Good oral hygiene is paramount across all ages, but it becomes even more critical later in life. Despite more awareness being brought to the forefront about the urgency for better dental care for seniors, proper – and even adequate – care is still severely lacking. The American Dental Association has found that over one fifth of seniors ages 75 years or older haven’t stepped foot inside a dentist’s office in 5 years.
Some individuals who fall into this category have most likely voluntarily opted out of dental care their entire lives. There will always be people who have never wanted to schedule cleanings, appointments, and procedures with their dentist. However, there are a number of reasons why some seniors begin to put distance between themselves and their oral hygiene:
A pattern of neglect.
Some individuals are cognizant of their ailing health. Some are of sound mind and can recognize when their teeth are decaying and falling out. Some feel the excruciating pain of taking a bite of food and choose to fight through it. This consciousness means they know that going to a dentist means a future of health procedures, and many would rather deal with the consequences of poor oral hygiene than seek professional help.
Restricted mobility or lack of transportation.
Unlike those who voluntarily opt out of proper care, there is another group of individuals who are not opposed to seeing a dentist but either can’t maneuver around independently or are unable to legally transport themselves to a dentist’s office.
Physical and mental health complications.

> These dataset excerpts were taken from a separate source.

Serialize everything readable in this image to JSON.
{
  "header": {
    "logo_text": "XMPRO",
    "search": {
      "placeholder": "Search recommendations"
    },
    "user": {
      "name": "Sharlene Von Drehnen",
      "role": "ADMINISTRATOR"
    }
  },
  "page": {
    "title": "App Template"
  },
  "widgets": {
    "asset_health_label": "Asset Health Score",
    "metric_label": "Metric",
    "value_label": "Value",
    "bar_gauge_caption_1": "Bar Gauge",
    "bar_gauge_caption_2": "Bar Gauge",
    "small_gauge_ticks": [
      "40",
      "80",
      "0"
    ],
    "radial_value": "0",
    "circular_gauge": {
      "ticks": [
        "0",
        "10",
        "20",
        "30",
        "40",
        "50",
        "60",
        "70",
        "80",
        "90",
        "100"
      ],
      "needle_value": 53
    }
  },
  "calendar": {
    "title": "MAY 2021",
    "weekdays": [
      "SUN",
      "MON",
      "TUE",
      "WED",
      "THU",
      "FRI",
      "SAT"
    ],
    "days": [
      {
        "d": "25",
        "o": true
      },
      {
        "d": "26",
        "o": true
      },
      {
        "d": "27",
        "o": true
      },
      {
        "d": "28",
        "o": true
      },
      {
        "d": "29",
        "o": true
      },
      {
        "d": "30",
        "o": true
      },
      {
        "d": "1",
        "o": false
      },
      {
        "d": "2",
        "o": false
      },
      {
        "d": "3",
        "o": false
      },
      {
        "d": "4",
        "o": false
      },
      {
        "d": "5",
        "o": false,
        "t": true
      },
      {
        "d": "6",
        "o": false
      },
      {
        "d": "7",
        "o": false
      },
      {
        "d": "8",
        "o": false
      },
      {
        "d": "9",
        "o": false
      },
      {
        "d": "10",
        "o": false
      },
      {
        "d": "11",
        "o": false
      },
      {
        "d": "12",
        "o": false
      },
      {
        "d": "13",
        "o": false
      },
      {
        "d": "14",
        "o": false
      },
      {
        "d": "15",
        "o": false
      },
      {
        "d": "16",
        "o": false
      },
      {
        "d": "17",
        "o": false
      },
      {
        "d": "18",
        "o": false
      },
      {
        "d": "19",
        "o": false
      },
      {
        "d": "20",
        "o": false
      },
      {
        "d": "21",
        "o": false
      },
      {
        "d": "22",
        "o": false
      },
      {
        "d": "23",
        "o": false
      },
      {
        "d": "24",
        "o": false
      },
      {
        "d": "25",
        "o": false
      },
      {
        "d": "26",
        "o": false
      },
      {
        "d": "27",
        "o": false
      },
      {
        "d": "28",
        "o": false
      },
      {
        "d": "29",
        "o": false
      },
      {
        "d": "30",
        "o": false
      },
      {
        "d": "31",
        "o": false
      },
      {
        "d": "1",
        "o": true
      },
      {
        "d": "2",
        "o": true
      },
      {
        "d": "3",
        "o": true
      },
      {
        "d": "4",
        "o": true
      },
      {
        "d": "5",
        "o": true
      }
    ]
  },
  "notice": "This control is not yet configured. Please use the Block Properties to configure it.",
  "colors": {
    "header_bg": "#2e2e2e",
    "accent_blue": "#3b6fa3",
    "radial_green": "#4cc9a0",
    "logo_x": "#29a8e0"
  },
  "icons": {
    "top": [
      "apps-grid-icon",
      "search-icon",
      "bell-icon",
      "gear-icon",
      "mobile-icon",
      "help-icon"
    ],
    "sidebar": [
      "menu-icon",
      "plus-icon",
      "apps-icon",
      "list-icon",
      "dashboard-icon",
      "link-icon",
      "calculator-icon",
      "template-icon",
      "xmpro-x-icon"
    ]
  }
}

With age comes worsening physical and mental problems. Individuals who suffer from disorders such as dementia or Alzheimer’s often fail to understand why a common dental cleaning or procedure is necessary for them. They refuse X-rays or simple cleanings or, depending on how severe their condition is, can lash out against a loved one or dental professional who is trying to help.
Cost of dental insurance.
Even an individual who is adamant about care may not be able to receive it due to a lack of funds. Medicare and Medicaid are both very restrictive about who is eligible for dental insurance. If an elderly patient doesn’t have access to a good dental plan or doesn’t have an adult child who can help to cover costs, it means that good oral hygiene becomes a luxury rather than a necessity.
As more studies show the correlation between good oral hygiene and a better quality of life, more individuals and organizations are advocating for better dental care for elderly patients. Just recently, the Center for Oral Health conducted a statewide assessment in California measuring the state of dental issues in its seniors. Here is what they found: 38 percent of people in long-term care facilities don’t have any remaining original teeth left. For those that have at least one remaining tooth, it was in a state of severe decay. 1 in every 7 seniors studied required immediate care for their condition.